If the system binary is not found, datamitsu falls through to the existing glibc fallback behavior (which may fail at runtime with errors like fcntl64: symbol not found).

Manual System Mode Override

If you prefer explicit control, you can still configure runtimes in system mode manually:

/// <reference path=".datamitsu/datamitsu.config.d.ts" />

function getConfig(config) {
return {
...config,
runtimes: {
...config.runtimes,
fnm: {
...config.runtimes.fnm,
mode: "system",
},
uv: {
...config.runtimes.uv,
mode: "system",
},
jvm: {
...config.runtimes.jvm,
mode: "system",
},
},
};
}
globalThis.getConfig = getConfig;

Manual system mode configuration takes precedence over automatic fallback since the runtime is already in system mode.

Dockerfile Example

A typical Alpine-based CI Dockerfile using manual system mode for FNM:

FROM alpine:3.20

RUN apk add --no-cache git go nodejs npm python3 openjdk17

# Build datamitsu
COPY . /workspace
WORKDIR /workspace
RUN go build -o /usr/local/bin/datamitsu

# Initialize - binary apps auto-detect musl, JVM auto-fallbacks to system mode
# FNM and UV require manual system mode config (see manual override section above)
RUN datamitsu init

Binary apps automatically detect musl and select the appropriate variant. For JVM, datamitsu auto-detects the system java binary. For FNM and UV, configure system mode in your wrapper config (see manual system mode override above).

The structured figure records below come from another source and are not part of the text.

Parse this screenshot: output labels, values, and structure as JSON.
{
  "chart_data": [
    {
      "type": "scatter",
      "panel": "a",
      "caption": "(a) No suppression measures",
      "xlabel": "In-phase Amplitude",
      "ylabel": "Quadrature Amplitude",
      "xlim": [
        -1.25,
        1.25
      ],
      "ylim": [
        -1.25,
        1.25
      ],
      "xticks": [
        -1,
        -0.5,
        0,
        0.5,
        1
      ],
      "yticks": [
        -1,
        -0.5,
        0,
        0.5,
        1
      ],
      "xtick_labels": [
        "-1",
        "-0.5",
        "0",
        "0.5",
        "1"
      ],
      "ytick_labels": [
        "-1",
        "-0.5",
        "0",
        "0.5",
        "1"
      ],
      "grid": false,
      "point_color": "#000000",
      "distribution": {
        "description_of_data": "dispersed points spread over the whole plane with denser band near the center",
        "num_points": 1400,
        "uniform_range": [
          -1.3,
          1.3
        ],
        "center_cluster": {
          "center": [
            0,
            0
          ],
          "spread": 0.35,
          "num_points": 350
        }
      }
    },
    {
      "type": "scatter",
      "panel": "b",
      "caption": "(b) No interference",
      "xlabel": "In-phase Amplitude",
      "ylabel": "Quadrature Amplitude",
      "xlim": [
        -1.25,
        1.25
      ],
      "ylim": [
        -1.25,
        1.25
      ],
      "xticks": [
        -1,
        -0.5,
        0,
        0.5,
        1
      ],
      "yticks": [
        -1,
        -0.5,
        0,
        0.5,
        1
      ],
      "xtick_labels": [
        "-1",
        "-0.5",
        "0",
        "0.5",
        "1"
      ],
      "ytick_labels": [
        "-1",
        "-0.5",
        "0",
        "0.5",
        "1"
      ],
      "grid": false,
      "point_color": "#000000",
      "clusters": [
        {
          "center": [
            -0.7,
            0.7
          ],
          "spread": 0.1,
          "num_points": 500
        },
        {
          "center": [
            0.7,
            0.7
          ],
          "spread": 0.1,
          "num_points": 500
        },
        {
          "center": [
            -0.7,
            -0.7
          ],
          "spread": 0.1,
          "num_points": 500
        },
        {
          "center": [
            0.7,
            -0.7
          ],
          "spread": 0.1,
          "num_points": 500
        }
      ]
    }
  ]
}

Checking Detection Results

Use the facts().libc value in your config to verify detection:

// In datamitsu.config.ts
console.log("Detected libc:", facts().libc);

The devtools apps list command shows which binary variant was resolved for each app on the current system.

Troubleshooting

fcntl64: symbol not found or similar errors

This means a glibc binary is running on a musl system. For binary apps, check if a musl variant is available for the tool and add it to the config. For managed runtimes, the JVM runtime auto-falls back to system java if installed (apk add openjdk17). For FNM and UV, configure system mode manually in your wrapper config since these binaries are not available in Alpine's default repositories. If no musl variant or system binary exists, the tool cannot run on Alpine without a glibc compatibility layer.

Detection returns unknown

If libc detection returns unknown, datamitsu cannot determine the libc and will use neutral scoring. This can happen in minimal containers without ldd or with statically linked init binaries. The resolver will still select the best available candidate but cannot prefer musl-specific builds.